Spend 20 minutes trying to remember where you stashed the chocolate. Give up and decide to have cookies, instead. Take them to the computer and begin to work, hearing Molly Ivins' voice in your head while you work. Just as you're picturing her squaring off against Gibbs (and that's a smack down I would have *LOVED* to have seen - Gibbs wouldn't have stood a chance), you remember where the chocolate is and rescue it from the Dorito encrusted tome under the same couch cushion.

Write virtuously until dinner.

Dinner: Screw looking like you're eating properly. Request KFC, wedge fries and a chocolate silk pie. Threaten to shove the rather tired looking fruit plate where the sun don't shine if you don't get fed and get fed *now*. Wash it down with coffee and follow it with three fingers of MacAllen 15. Oh, shoot. Just keep the bottle on the table.

Decide you need more inspiration.

Grab the copy of Erma Bombeck's The Grass is Always Greener Over the Septic Tank and read with no little horror about the travails of suburban life. Drink more. Vow to never move out of the city proper. Read more. Realize with horror that you, too, write notes with crayons on old receipts covered in coffee stains and the odd small finger print outlined in grape jelly. Drink more. Begin to realize the ideas for your magnum opus that will free you from the sweatshop that is television writing *is* sitting at home on a collection of restaurant receipts, your children's old home work papers and that weirdly erotic birthday card from your brother-in-law. Realize you're either on the verge of an artistic epiphany or you're just really, really drunk. And why would he send you a birthday card with an eggplant on it in the first place?

Attempt to save your work, but you might have just emailed it to everyone in your addressbook. Manage to get the cap on the MacAllen, tuck a volume of the OED under your arm and stagger to bed.
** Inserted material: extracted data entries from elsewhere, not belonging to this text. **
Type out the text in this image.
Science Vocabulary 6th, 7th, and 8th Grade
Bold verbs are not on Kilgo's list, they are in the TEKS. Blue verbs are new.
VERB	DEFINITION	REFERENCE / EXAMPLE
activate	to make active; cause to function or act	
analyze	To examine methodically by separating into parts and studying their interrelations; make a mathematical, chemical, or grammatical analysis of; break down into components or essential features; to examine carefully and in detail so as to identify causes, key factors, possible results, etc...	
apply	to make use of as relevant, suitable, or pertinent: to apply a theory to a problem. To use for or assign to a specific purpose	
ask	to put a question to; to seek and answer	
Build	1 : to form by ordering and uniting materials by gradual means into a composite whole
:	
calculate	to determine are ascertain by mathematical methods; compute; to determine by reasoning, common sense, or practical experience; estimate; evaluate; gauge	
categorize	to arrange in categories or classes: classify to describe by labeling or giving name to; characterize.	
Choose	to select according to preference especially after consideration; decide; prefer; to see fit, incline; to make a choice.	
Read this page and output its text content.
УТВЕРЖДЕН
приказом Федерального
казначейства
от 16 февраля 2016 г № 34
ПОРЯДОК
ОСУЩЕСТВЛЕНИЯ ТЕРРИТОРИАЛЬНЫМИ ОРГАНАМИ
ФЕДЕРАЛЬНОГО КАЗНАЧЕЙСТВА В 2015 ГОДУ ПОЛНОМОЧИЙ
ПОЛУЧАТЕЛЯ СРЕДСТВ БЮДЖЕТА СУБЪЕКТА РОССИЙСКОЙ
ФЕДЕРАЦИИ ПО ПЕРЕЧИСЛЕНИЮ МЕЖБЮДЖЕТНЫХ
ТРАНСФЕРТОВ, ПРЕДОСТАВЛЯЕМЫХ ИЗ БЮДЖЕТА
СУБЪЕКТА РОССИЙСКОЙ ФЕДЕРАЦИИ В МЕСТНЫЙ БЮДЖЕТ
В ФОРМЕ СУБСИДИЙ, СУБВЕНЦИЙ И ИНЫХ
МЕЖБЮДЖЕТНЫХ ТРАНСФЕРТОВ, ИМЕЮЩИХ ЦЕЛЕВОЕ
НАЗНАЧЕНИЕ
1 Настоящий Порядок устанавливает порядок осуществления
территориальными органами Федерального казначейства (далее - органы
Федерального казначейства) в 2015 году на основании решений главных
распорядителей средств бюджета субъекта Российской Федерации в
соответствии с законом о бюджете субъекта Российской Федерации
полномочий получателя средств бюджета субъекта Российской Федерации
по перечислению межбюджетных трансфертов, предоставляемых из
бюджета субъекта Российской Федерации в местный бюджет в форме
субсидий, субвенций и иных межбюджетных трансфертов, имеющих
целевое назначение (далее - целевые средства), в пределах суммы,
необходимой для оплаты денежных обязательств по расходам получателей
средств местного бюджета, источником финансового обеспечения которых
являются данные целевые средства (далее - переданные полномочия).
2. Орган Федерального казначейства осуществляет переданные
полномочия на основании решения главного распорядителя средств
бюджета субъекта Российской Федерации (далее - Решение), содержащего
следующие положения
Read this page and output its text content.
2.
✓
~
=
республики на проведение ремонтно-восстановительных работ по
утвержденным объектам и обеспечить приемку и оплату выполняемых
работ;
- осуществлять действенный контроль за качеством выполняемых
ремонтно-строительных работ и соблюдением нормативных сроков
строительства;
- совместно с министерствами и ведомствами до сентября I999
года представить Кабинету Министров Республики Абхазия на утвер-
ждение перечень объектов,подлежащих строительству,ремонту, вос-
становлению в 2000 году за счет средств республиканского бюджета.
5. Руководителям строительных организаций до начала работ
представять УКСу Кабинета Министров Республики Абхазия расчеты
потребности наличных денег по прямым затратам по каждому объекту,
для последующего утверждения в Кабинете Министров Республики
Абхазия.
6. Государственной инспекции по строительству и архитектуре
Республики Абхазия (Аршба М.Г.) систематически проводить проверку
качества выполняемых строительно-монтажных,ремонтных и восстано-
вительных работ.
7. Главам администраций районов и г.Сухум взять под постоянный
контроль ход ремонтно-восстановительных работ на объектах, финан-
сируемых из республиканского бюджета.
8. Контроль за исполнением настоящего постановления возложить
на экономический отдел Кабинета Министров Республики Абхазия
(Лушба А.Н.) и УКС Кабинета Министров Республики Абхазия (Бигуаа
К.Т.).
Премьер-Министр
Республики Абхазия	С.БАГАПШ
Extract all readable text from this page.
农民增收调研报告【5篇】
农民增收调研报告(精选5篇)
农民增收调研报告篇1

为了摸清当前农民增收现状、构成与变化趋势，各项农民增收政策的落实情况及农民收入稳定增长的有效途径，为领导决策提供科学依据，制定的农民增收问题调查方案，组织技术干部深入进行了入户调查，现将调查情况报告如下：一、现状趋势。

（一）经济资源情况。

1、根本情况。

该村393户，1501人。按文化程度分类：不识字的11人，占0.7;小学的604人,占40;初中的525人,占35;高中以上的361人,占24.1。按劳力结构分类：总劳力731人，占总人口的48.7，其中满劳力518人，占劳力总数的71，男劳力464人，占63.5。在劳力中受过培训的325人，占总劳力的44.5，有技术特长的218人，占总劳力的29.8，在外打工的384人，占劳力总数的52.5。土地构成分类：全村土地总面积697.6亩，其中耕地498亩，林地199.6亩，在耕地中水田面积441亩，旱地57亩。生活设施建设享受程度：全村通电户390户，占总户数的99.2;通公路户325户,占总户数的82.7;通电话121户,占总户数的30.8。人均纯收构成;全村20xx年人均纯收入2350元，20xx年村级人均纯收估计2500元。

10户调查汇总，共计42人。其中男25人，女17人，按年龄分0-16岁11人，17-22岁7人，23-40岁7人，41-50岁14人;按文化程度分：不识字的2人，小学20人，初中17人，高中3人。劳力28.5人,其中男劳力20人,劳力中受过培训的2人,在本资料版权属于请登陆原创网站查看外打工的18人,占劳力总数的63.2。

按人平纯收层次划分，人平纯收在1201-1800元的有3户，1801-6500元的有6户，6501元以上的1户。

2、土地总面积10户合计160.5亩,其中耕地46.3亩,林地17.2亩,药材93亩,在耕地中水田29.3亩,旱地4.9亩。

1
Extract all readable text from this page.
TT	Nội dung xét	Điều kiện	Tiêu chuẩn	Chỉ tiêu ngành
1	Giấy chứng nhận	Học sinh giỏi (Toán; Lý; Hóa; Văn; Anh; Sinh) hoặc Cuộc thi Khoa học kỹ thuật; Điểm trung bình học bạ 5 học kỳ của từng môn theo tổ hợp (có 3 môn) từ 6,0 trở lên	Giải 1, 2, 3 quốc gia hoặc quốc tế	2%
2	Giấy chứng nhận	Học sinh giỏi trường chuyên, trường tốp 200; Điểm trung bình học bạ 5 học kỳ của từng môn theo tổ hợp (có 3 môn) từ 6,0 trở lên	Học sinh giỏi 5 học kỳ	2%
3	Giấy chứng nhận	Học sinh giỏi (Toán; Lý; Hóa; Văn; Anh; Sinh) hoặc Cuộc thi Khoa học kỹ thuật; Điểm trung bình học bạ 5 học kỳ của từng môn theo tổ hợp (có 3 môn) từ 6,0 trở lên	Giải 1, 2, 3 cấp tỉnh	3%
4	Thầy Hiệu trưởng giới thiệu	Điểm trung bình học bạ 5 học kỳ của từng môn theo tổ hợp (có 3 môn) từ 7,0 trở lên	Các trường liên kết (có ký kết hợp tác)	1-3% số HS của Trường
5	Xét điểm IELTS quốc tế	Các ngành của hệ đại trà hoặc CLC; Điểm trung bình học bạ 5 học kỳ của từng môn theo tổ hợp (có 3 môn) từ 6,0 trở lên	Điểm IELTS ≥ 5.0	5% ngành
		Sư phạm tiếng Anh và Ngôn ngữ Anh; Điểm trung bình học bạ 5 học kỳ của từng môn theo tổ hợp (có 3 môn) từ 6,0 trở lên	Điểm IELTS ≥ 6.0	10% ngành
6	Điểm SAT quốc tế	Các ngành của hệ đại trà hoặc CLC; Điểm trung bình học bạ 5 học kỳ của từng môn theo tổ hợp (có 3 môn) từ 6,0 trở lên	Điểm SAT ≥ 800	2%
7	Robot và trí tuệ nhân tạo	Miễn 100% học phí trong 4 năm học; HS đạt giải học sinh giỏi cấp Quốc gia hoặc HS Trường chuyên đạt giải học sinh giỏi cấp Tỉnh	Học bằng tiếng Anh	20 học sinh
Thus endeth the first day.

Rinse and repeat for three weeks.

In the fourth week, your diet will consist of hunks of raw zebra thrown through the door and as much chocolate, caffeine and alcohol as you can stomach. You won't write a word, but by the end of it, you'll have Dorothy Parker memorized and will have built a shrine to Erma Bombeck out of empty Dorito bags and empty chocolate boxes. Every bite of zebra will be followed by recitations of the idiocy of the men involved in Texas politics as told by Molly Ivins.

The dawning of the fifth week will be your salvation. For now, you will have absorbed all you need to write female characters that real women out there watching your show will recognize, embrace and love. (Hint, if you can get Gibbs and DiNozzo into a clinch at least once an episode, those women will likely offer to have your babies... ha! Gotcha! Like that's gonna happen. But they will send you brownies and booze and thank you notes written in crayon. Just ignore the grape jelly on the back.)